Primary HIV infection is well known to cause neurological disease. However, there has only been one case report of bilateral retrobulbar optic neuropathy in whom the presumed aetiology was the HIV virus itself.3 Newman and Lessell reported two patients who were already known to be HIV positive. The first patient was a 39 year old man who awoke with bilateral blurred vision and slight retrobulbar pain. His vision continued to deteriorate to 5/200 right eye and hand movement perception in the left eye. Funduscopy was normal. Four weeks into his illness he was commenced on AZT. Within 10 days his vision was beginning to improve. Eight months later his acuity was 20/70 right eye and 20/40 left eye. He was left with bilateral optic atrophy. The second patient did not improve with AZT but did show improvement with prednisolone.
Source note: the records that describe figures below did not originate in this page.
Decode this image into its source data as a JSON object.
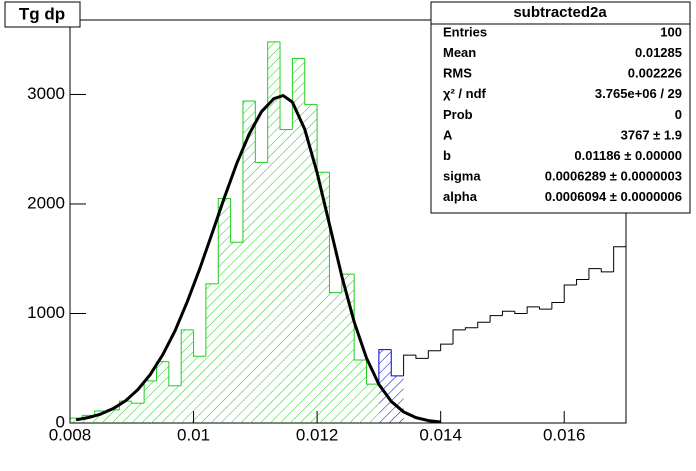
{
  "chart_data": {
    "type": "histogram",
    "title": "Tg dp",
    "bins": [
      0.008,
      0.0082,
      0.0084,
      0.0086,
      0.0088,
      0.009,
      0.0092,
      0.0094,
      0.0096,
      0.0098,
      0.01,
      0.0102,
      0.0104,
      0.0106,
      0.0108,
      0.011,
      0.0112,
      0.0114,
      0.0116,
      0.0118,
      0.012,
      0.0122,
      0.0124,
      0.0126,
      0.0128,
      0.013,
      0.0132,
      0.0134,
      0.0136,
      0.0138,
      0.014,
      0.0142,
      0.0144,
      0.0146,
      0.0148,
      0.015,
      0.0152,
      0.0154,
      0.0156,
      0.0158,
      0.016,
      0.0162,
      0.0164,
      0.0166,
      0.0168,
      0.017
    ],
    "counts": [
      45,
      70,
      110,
      120,
      200,
      180,
      385,
      560,
      340,
      850,
      610,
      1270,
      2050,
      1650,
      2940,
      2380,
      3480,
      2680,
      3330,
      2910,
      2290,
      1190,
      1360,
      575,
      355,
      670,
      430,
      620,
      590,
      660,
      720,
      850,
      870,
      920,
      980,
      1020,
      1000,
      1060,
      1040,
      1100,
      1260,
      1310,
      1410,
      1380,
      1610
    ],
    "bin_colors": [
      "#22cc22",
      "#22cc22",
      "#22cc22",
      "#22cc22",
      "#22cc22",
      "#22cc22",
      "#22cc22",
      "#22cc22",
      "#22cc22",
      "#22cc22",
      "#22cc22",
      "#22cc22",
      "#22cc22",
      "#22cc22",
      "#22cc22",
      "#22cc22",
      "#22cc22",
      "#22cc22",
      "#22cc22",
      "#22cc22",
      "#22cc22",
      "#22cc22",
      "#22cc22",
      "#22cc22",
      "#22cc22",
      "#0000cc",
      "#0000cc",
      "#000000",
      "#000000",
      "#000000",
      "#000000",
      "#000000",
      "#000000",
      "#000000",
      "#000000",
      "#000000",
      "#000000",
      "#000000",
      "#000000",
      "#000000",
      "#000000",
      "#000000",
      "#000000",
      "#000000",
      "#000000"
    ],
    "hatched": [
      true,
      true,
      true,
      true,
      true,
      true,
      true,
      true,
      true,
      true,
      true,
      true,
      true,
      true,
      true,
      true,
      true,
      true,
      true,
      true,
      true,
      true,
      true,
      true,
      true,
      true,
      true,
      false,
      false,
      false,
      false,
      false,
      false,
      false,
      false,
      false,
      false,
      false,
      false,
      false,
      false,
      false,
      false,
      false,
      false
    ],
    "fit": {
      "color": "#000000",
      "x": [
        0.0081,
        0.0083,
        0.0085,
        0.0087,
        0.0089,
        0.0091,
        0.0093,
        0.0095,
        0.0097,
        0.0099,
        0.0101,
        0.0103,
        0.0105,
        0.0107,
        0.0109,
        0.0111,
        0.0113,
        0.01145,
        0.0116,
        0.0118,
        0.012,
        0.0122,
        0.0124,
        0.0126,
        0.0128,
        0.013,
        0.0132,
        0.0134,
        0.0136,
        0.0138,
        0.014
      ],
      "values": [
        29,
        50,
        82,
        132,
        203,
        306,
        443,
        622,
        842,
        1110,
        1408,
        1732,
        2060,
        2371,
        2638,
        2843,
        2962,
        2990,
        2930,
        2682,
        2285,
        1814,
        1340,
        923,
        592,
        353,
        197,
        102,
        49,
        22,
        9
      ]
    },
    "xlim": [
      0.008,
      0.017
    ],
    "ylim": [
      0,
      3680
    ],
    "xticks": [
      0.008,
      0.01,
      0.012,
      0.014,
      0.016
    ],
    "yticks": [
      0,
      1000,
      2000,
      3000
    ],
    "stats": {
      "title": "subtracted2a",
      "rows": [
        {
          "label": "Entries",
          "value": "100"
        },
        {
          "label": "Mean",
          "value": "0.01285"
        },
        {
          "label": "RMS",
          "value": "0.002226"
        },
        {
          "label": "χ² / ndf",
          "value": "3.765e+06 / 29"
        },
        {
          "label": "Prob",
          "value": "0"
        },
        {
          "label": "A",
          "value": "3767 ± 1.9"
        },
        {
          "label": "b",
          "value": "0.01186 ± 0.00000"
        },
        {
          "label": "sigma",
          "value": "0.0006289 ± 0.0000003"
        },
        {
          "label": "alpha",
          "value": "0.0006094 ± 0.0000006"
        }
      ]
    }
  }
}
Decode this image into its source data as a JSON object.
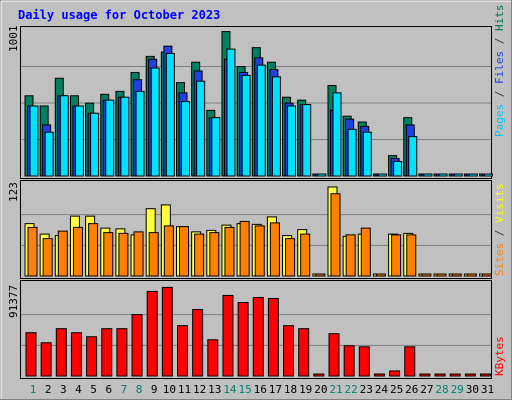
{
  "chart_data": {
    "type": "bar",
    "title": "Daily usage for October 2023",
    "categories": [
      "1",
      "2",
      "3",
      "4",
      "5",
      "6",
      "7",
      "8",
      "9",
      "10",
      "11",
      "12",
      "13",
      "14",
      "15",
      "16",
      "17",
      "18",
      "19",
      "20",
      "21",
      "22",
      "23",
      "24",
      "25",
      "26",
      "27",
      "28",
      "29",
      "30",
      "31"
    ],
    "weekend_days": [
      1,
      7,
      8,
      14,
      15,
      21,
      22,
      28,
      29
    ],
    "panels": [
      {
        "id": "hits-files-pages",
        "ymax": 1001,
        "ymax_label": "1001",
        "right_label": [
          {
            "text": "Pages",
            "color": "#00c8ff"
          },
          {
            "text": " / ",
            "color": "#404040"
          },
          {
            "text": "Files",
            "color": "#2040e0"
          },
          {
            "text": " / ",
            "color": "#404040"
          },
          {
            "text": "Hits",
            "color": "#007050"
          }
        ],
        "series": [
          {
            "name": "Hits",
            "color": "#008060",
            "values": [
              550,
              480,
              670,
              550,
              500,
              560,
              580,
              710,
              820,
              850,
              640,
              780,
              450,
              990,
              750,
              880,
              780,
              540,
              520,
              0,
              620,
              410,
              370,
              0,
              140,
              400,
              0,
              0,
              0,
              0,
              0
            ]
          },
          {
            "name": "Files",
            "color": "#2040e0",
            "values": [
              480,
              350,
              550,
              480,
              430,
              520,
              540,
              660,
              800,
              890,
              570,
              720,
              400,
              800,
              710,
              810,
              730,
              500,
              490,
              0,
              450,
              390,
              340,
              0,
              120,
              350,
              0,
              0,
              0,
              0,
              0
            ]
          },
          {
            "name": "Pages",
            "color": "#00e0ff",
            "values": [
              480,
              300,
              550,
              480,
              430,
              520,
              540,
              580,
              740,
              840,
              510,
              650,
              400,
              870,
              690,
              760,
              680,
              480,
              490,
              0,
              570,
              320,
              300,
              0,
              100,
              270,
              0,
              0,
              0,
              0,
              0
            ]
          }
        ]
      },
      {
        "id": "visits-sites",
        "ymax": 123,
        "ymax_label": "123",
        "right_label": [
          {
            "text": "Sites",
            "color": "#ff8000"
          },
          {
            "text": " / ",
            "color": "#404040"
          },
          {
            "text": "Visits",
            "color": "#ffff00"
          }
        ],
        "series": [
          {
            "name": "Visits",
            "color": "#ffff40",
            "values": [
              70,
              56,
              54,
              80,
              80,
              64,
              63,
              55,
              90,
              95,
              66,
              59,
              61,
              68,
              70,
              69,
              79,
              54,
              62,
              2,
              119,
              53,
              56,
              0,
              56,
              57,
              2,
              0,
              0,
              0,
              0
            ]
          },
          {
            "name": "Sites",
            "color": "#ff8000",
            "values": [
              65,
              50,
              60,
              65,
              70,
              58,
              57,
              59,
              58,
              67,
              66,
              56,
              58,
              65,
              73,
              67,
              71,
              50,
              56,
              2,
              110,
              55,
              64,
              0,
              55,
              55,
              2,
              0,
              0,
              0,
              0
            ]
          }
        ]
      },
      {
        "id": "kbytes",
        "ymax": 91377,
        "ymax_label": "91377",
        "right_label": [
          {
            "text": "KBytes",
            "color": "#ff0000"
          }
        ],
        "series": [
          {
            "name": "KBytes",
            "color": "#ff0000",
            "values": [
              43000,
              33000,
              47000,
              43000,
              39000,
              47000,
              47000,
              61000,
              84000,
              88000,
              50000,
              66000,
              36000,
              80000,
              73000,
              78000,
              77000,
              50000,
              47000,
              0,
              42000,
              30000,
              29000,
              0,
              5000,
              29000,
              0,
              0,
              0,
              0,
              0
            ]
          }
        ]
      }
    ]
  },
  "colors": {
    "background": "#c0c0c0",
    "title": "#0000ff",
    "weekday_label": "#000000",
    "weekend_label": "#00806f",
    "grid": "#808080"
  }
}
The only other case of optic neuropathy due to primary HIV infection was of a man with sudden monocular blindness.4 This was clinically due to an anterior ischaemic optic neuropathy, presumed to be secondary to an optic nerve microangiopathy.
What is the mechanism of the optic neuropathy? There is a significant loss of cortical neurons and optic nerve axons in patients with AIDS.5 6 Also far fewer AIDS patients have ocular signs than have ocular lesions discovered on post mortem. Therefore, it is not surprising that changes were noted in the optic nerves of eight AIDS patients who did not have visual signs or symptoms before death as well as those who did. Patchy axonal degeneration, oligodendrocyte, and myelin degeneration were noted in association with mononuclear cell infiltration, suggesting that optic nerve degeneration may be mediated by HIV infected macrophages.7 The HIV virus infects mononuclear phagocytic cells rather than neurons or oligodendrocytes so the neuronal losses must occur through a secondary mechanism. A more recent study has shown that optic nerve astrocytes in four patients with primary HIV related optic neuropathy stain strongly for tumour necrosis factor α (TNFα). No comparable staining was seen in control optic nerves.8 TNFα, an immunomodulatory agent, thus appears to be a major player in HIV induced neuronal apoptosis.
In conclusion, HIV may directly cause an optic neuropathy. The improvement of our patient's vision with HAART is suggestive that much of the optic nerve failure is due to a reversible dysfunction of the optic neurons rather than their death.